PPAs regulate the sale of electricity between buyers and sellers. They are tailor-made and long-term. The most common price structure consists of fixed price for baseload or pay-as-produced volumes. Utility PPAs and Corporate PPAs are the most common PPA types in the Nordics.
The Nordic PPA market is generally not transparent on contracting terms beyond size, duration and contract parties. The market is considered mature but has experienced a slow-down after the energy crisis. Traditional power-intensive industries offtake over half of PPA volumes in the Nordics, while the share of generation technologies in Nordic PPAs varies between country, but onshore wind represents the highest share overall. The typical tenor of the PPAs trends towards shorter durations.
The key stakeholders in PPAs are RES producers, corporate consumers, utilities or traders, and lenders.
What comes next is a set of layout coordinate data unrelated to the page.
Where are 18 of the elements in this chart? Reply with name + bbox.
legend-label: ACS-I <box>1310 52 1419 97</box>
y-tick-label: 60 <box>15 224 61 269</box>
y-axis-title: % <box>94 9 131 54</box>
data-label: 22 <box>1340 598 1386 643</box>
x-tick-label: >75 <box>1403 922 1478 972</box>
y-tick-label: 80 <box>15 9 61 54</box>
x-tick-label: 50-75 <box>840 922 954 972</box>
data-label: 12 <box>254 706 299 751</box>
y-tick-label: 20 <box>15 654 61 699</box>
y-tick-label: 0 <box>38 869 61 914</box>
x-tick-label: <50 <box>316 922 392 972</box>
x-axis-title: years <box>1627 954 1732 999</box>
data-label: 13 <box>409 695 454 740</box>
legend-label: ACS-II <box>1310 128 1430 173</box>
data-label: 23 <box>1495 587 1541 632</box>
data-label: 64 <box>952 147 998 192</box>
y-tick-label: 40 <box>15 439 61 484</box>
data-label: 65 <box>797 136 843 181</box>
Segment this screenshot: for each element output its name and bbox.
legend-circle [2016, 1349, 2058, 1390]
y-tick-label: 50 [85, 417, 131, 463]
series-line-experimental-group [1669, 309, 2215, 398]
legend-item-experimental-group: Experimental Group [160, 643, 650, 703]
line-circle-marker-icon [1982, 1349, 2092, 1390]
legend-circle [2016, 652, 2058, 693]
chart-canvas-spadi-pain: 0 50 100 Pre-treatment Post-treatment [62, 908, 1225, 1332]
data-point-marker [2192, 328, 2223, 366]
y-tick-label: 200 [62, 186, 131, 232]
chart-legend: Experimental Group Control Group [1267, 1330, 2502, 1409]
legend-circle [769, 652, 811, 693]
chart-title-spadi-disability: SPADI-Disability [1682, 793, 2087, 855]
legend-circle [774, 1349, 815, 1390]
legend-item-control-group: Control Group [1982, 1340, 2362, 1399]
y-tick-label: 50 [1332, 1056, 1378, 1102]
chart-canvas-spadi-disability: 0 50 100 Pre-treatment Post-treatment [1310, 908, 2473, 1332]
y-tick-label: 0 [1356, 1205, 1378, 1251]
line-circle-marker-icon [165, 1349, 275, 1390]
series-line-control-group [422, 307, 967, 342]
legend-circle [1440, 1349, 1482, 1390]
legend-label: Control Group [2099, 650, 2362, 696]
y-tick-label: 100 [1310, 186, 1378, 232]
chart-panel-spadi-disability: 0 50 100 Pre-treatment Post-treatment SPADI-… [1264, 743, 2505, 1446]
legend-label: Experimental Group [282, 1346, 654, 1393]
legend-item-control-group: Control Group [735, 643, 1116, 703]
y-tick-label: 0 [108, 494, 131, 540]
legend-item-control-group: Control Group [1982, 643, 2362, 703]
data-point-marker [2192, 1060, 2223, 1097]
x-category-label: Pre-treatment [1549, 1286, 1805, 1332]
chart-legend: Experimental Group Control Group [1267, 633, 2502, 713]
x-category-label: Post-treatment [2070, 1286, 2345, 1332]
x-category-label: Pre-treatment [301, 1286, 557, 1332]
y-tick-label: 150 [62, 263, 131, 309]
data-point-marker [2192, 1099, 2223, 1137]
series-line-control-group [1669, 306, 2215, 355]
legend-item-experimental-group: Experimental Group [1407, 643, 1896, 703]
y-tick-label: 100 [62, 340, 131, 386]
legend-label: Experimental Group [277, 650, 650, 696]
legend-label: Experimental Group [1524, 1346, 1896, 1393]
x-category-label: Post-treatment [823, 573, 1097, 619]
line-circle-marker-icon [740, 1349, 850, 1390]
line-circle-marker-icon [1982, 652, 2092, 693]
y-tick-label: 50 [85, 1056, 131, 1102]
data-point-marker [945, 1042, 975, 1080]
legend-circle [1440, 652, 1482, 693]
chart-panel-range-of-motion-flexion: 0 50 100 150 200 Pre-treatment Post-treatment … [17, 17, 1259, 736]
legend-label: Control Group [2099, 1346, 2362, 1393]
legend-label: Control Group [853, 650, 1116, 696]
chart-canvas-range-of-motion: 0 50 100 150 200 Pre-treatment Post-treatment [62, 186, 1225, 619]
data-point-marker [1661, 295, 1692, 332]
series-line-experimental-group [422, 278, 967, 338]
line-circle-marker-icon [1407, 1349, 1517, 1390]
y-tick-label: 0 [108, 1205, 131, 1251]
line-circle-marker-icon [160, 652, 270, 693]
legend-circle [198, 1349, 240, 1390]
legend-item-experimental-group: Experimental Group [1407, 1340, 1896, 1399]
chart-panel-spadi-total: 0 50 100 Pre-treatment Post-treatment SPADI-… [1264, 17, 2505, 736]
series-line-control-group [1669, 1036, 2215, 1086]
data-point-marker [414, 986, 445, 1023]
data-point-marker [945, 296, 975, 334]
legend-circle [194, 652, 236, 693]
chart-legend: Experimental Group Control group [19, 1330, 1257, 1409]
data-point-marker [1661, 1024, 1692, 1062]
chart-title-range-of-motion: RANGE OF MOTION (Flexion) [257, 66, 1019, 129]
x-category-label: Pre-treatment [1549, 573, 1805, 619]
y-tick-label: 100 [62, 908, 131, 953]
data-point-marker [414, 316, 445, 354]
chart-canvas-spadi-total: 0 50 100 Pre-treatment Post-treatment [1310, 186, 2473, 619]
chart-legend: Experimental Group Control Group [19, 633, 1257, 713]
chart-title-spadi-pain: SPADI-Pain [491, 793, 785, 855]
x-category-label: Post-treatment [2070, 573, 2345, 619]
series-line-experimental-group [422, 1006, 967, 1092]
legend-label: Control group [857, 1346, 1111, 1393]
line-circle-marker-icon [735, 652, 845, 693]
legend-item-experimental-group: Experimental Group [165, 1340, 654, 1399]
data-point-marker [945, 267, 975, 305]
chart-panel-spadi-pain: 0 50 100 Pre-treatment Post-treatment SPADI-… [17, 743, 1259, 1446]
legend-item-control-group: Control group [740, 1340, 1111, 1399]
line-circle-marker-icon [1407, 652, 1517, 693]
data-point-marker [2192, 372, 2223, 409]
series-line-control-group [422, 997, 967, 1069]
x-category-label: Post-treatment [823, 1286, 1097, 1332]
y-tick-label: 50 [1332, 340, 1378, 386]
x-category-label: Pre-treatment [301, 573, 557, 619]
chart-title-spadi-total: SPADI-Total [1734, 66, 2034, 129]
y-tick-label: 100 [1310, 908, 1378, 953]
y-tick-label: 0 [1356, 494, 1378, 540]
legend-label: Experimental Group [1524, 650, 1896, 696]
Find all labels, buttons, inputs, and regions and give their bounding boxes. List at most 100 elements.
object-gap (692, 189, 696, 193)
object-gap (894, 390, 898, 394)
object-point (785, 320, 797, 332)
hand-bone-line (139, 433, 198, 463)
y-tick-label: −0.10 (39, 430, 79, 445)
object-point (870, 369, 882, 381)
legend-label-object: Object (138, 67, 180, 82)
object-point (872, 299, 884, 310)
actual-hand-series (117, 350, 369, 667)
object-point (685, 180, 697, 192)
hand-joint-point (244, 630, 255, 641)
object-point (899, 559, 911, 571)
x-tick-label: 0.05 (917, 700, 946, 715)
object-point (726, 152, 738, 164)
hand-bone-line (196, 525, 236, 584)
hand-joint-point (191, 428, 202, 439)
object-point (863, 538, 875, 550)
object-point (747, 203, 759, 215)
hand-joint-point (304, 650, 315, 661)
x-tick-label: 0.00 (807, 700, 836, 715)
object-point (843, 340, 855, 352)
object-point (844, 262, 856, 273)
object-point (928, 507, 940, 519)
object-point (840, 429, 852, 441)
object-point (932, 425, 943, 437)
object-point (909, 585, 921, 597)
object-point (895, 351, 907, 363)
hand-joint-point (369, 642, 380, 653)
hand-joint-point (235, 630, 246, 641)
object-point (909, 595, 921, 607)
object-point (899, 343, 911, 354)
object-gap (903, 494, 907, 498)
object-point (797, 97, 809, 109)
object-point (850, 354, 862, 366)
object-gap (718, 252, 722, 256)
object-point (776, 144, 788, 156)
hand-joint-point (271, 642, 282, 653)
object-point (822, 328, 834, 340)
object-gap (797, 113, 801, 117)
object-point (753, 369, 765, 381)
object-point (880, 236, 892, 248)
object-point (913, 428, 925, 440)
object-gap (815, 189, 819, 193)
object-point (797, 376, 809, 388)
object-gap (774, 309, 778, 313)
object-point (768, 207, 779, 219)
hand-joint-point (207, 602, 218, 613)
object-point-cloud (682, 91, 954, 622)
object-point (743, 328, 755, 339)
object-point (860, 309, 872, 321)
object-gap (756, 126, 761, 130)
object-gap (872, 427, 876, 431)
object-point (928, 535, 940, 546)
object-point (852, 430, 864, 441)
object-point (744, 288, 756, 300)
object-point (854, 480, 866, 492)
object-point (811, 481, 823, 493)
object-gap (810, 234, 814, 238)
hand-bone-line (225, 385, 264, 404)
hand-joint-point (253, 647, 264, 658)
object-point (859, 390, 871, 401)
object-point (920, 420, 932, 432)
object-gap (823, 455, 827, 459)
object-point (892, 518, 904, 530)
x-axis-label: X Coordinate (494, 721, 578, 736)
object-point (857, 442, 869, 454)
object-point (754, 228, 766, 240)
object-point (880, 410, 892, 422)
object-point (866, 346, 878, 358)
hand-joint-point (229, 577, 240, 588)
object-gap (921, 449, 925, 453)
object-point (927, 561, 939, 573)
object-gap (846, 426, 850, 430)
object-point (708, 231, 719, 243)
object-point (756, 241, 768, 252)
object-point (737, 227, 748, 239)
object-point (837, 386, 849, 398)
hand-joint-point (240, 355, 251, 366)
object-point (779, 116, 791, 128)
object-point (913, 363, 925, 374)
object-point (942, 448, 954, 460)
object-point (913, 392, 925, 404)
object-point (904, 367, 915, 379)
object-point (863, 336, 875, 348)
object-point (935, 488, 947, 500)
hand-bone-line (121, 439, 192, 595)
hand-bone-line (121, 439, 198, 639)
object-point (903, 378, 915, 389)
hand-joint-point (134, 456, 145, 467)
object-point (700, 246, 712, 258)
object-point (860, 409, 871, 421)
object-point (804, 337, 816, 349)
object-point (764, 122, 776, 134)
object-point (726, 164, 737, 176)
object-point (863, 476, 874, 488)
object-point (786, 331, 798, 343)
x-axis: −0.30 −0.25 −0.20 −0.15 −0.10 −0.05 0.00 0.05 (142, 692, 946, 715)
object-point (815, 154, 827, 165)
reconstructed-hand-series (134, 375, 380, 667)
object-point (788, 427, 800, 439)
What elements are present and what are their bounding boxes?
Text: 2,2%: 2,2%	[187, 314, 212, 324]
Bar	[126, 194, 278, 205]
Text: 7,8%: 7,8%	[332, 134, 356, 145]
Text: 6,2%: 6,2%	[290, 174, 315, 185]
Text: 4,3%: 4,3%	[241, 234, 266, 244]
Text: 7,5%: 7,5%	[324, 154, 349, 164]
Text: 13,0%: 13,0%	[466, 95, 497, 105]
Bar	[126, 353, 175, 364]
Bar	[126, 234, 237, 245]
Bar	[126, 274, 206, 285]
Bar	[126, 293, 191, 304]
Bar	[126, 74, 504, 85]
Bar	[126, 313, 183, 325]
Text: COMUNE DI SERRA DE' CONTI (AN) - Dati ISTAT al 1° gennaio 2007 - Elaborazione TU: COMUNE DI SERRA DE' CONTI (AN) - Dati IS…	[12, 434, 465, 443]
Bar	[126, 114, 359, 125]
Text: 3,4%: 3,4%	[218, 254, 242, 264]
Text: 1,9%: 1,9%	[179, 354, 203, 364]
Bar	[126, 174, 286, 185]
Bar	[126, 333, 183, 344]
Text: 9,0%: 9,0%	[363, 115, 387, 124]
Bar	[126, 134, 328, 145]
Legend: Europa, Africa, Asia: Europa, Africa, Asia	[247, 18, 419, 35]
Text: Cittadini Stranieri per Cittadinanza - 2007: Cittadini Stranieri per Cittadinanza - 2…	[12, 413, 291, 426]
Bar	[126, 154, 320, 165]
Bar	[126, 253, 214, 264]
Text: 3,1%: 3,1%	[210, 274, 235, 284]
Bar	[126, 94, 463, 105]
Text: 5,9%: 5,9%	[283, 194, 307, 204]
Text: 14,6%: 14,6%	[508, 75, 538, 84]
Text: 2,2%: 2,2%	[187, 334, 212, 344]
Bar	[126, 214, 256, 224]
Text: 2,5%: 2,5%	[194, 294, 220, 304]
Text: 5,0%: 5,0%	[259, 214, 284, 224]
Lenders have become increasingly aware of the underlying risks in PPAs, leading to stricter requirements to achieve bankability.
EU's regulatory landscape has been shifting to actively encourage and facilitate the use of PPAs, to achieve climate and energy goals. The Electricity Market Design reform package, and specifically Regulation (EU) 2024/1747 Article 19A, launched a toolbox for promoting PPAs. The toolbox addresses topics like general promotion and barrier removal, PPA market platform assessment, guarantee schemes, PPAs in support schemes and other PPA specifications.